Vorhang auf für den neuen GAV mit dem Konzert und Theater St.Gallen

Von: Micha Amstad

Zwei Jahre lang hat das technische Personal des Konzert und Theater St. Gallen gemeinsam für bessere Arbeitsbedingungen gekämpft – nun zahlt sich der Einsatz aus: Dank dem neuen Gesamtarbeitsvertrag (GAV) gibt es mehr Lohn, kürzere Arbeitszeiten und zusätzliche Ferien. Der Erfolg zeigt, was Solidarität und kollektives Engagement bewirken können.

Das technische Personal am Konzert und Theater St. Gallen hat zwei Jahre lang gemeinsam und solidarisch für bessere Arbeitsbedingungen gekämpft – und erhält diese nun dank dem erneuerten GAV!

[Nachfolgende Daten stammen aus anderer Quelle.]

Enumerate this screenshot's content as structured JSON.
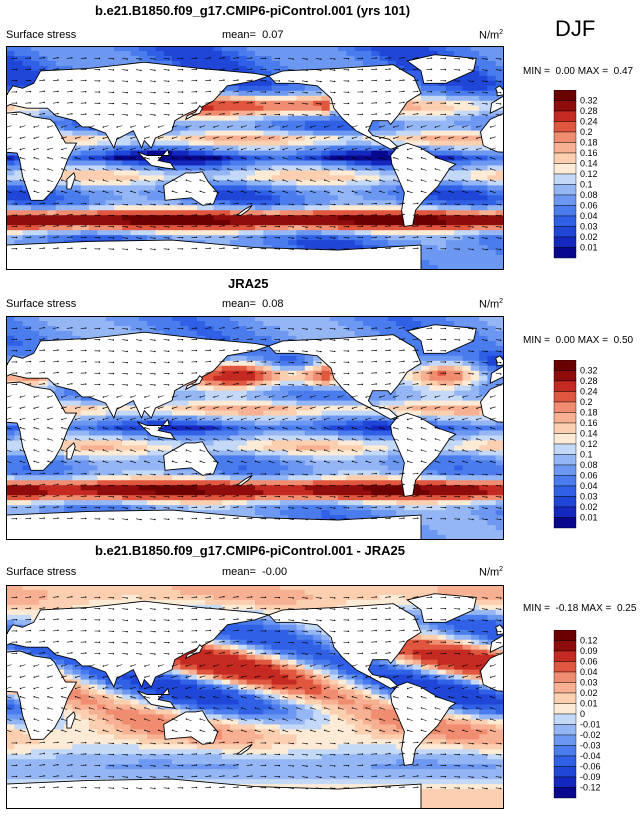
{
  "season": "DJF",
  "units": "N/m",
  "units_exp": "2",
  "panels": [
    {
      "title": "b.e21.B1850.f09_g17.CMIP6-piControl.001 (yrs 101)",
      "variable": "Surface stress",
      "mean_label": "mean=",
      "mean": "0.07",
      "min_label": "MIN =",
      "min": "0.00",
      "max_label": "MAX =",
      "max": "0.47",
      "levels": [
        "0.32",
        "0.28",
        "0.24",
        "0.2",
        "0.18",
        "0.16",
        "0.14",
        "0.12",
        "0.1",
        "0.08",
        "0.06",
        "0.04",
        "0.03",
        "0.02",
        "0.01"
      ]
    },
    {
      "title": "JRA25",
      "variable": "Surface stress",
      "mean_label": "mean=",
      "mean": "0.08",
      "min_label": "MIN =",
      "min": "0.00",
      "max_label": "MAX =",
      "max": "0.50",
      "levels": [
        "0.32",
        "0.28",
        "0.24",
        "0.2",
        "0.18",
        "0.16",
        "0.14",
        "0.12",
        "0.1",
        "0.08",
        "0.06",
        "0.04",
        "0.03",
        "0.02",
        "0.01"
      ]
    },
    {
      "title": "b.e21.B1850.f09_g17.CMIP6-piControl.001 - JRA25",
      "variable": "Surface stress",
      "mean_label": "mean=",
      "mean": "-0.00",
      "min_label": "MIN =",
      "min": "-0.18",
      "max_label": "MAX =",
      "max": "0.25",
      "levels": [
        "0.12",
        "0.09",
        "0.06",
        "0.04",
        "0.03",
        "0.02",
        "0.01",
        "0",
        "-0.01",
        "-0.02",
        "-0.03",
        "-0.04",
        "-0.06",
        "-0.09",
        "-0.12"
      ]
    }
  ],
  "chart_data": [
    {
      "type": "heatmap",
      "title": "b.e21.B1850.f09_g17.CMIP6-piControl.001 (yrs 101)",
      "field": "Surface stress (vectors over magnitude), N/m2",
      "stats": {
        "mean": 0.07,
        "min": 0.0,
        "max": 0.47
      },
      "contour_levels": [
        0.01,
        0.02,
        0.03,
        0.04,
        0.06,
        0.08,
        0.1,
        0.12,
        0.14,
        0.16,
        0.18,
        0.2,
        0.24,
        0.28,
        0.32
      ],
      "colors": [
        "#08088f",
        "#1428c0",
        "#2046d8",
        "#3060e6",
        "#4a7cee",
        "#6d98f2",
        "#95b6f5",
        "#c4d8f8",
        "#fdebd6",
        "#fbcfb0",
        "#f7b092",
        "#f08c70",
        "#e0563e",
        "#c52a22",
        "#8e0c0c",
        "#6a0000"
      ]
    },
    {
      "type": "heatmap",
      "title": "JRA25",
      "field": "Surface stress (vectors over magnitude), N/m2",
      "stats": {
        "mean": 0.08,
        "min": 0.0,
        "max": 0.5
      },
      "contour_levels": [
        0.01,
        0.02,
        0.03,
        0.04,
        0.06,
        0.08,
        0.1,
        0.12,
        0.14,
        0.16,
        0.18,
        0.2,
        0.24,
        0.28,
        0.32
      ],
      "colors": [
        "#08088f",
        "#1428c0",
        "#2046d8",
        "#3060e6",
        "#4a7cee",
        "#6d98f2",
        "#95b6f5",
        "#c4d8f8",
        "#fdebd6",
        "#fbcfb0",
        "#f7b092",
        "#f08c70",
        "#e0563e",
        "#c52a22",
        "#8e0c0c",
        "#6a0000"
      ]
    },
    {
      "type": "heatmap",
      "title": "b.e21.B1850.f09_g17.CMIP6-piControl.001 - JRA25",
      "field": "Surface stress difference (vectors over magnitude), N/m2",
      "stats": {
        "mean": -0.0,
        "min": -0.18,
        "max": 0.25
      },
      "contour_levels": [
        -0.12,
        -0.09,
        -0.06,
        -0.04,
        -0.03,
        -0.02,
        -0.01,
        0,
        0.01,
        0.02,
        0.03,
        0.04,
        0.06,
        0.09,
        0.12
      ],
      "colors": [
        "#08088f",
        "#1428c0",
        "#2046d8",
        "#3060e6",
        "#4a7cee",
        "#6d98f2",
        "#95b6f5",
        "#c4d8f8",
        "#fdebd6",
        "#fbcfb0",
        "#f7b092",
        "#f08c70",
        "#e0563e",
        "#c52a22",
        "#8e0c0c",
        "#6a0000"
      ]
    }
  ]
}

Vor rund drei Jahren hat sich das technische Personal von Konzert und Theater St. Gallen im VPOD organisiert. Klar war: Der bestehende GAV von 2003 (!) muss überarbeitet und die Arbeitsbedingungen verbessert werden. Da im Sommer 2023 die Leitung des Hauses wechselte, wurde der Herbst 2023 als Verhandlungsstart vereinbart. Für das Personal begann der Prozess aber bereits ein halbes Jahr früher: Es wurde eine Personalveranstaltung geplant, bei welcher die Forderungen festgelegt und die Mitglieder der Verhandlungsdelegation gewählt wurden.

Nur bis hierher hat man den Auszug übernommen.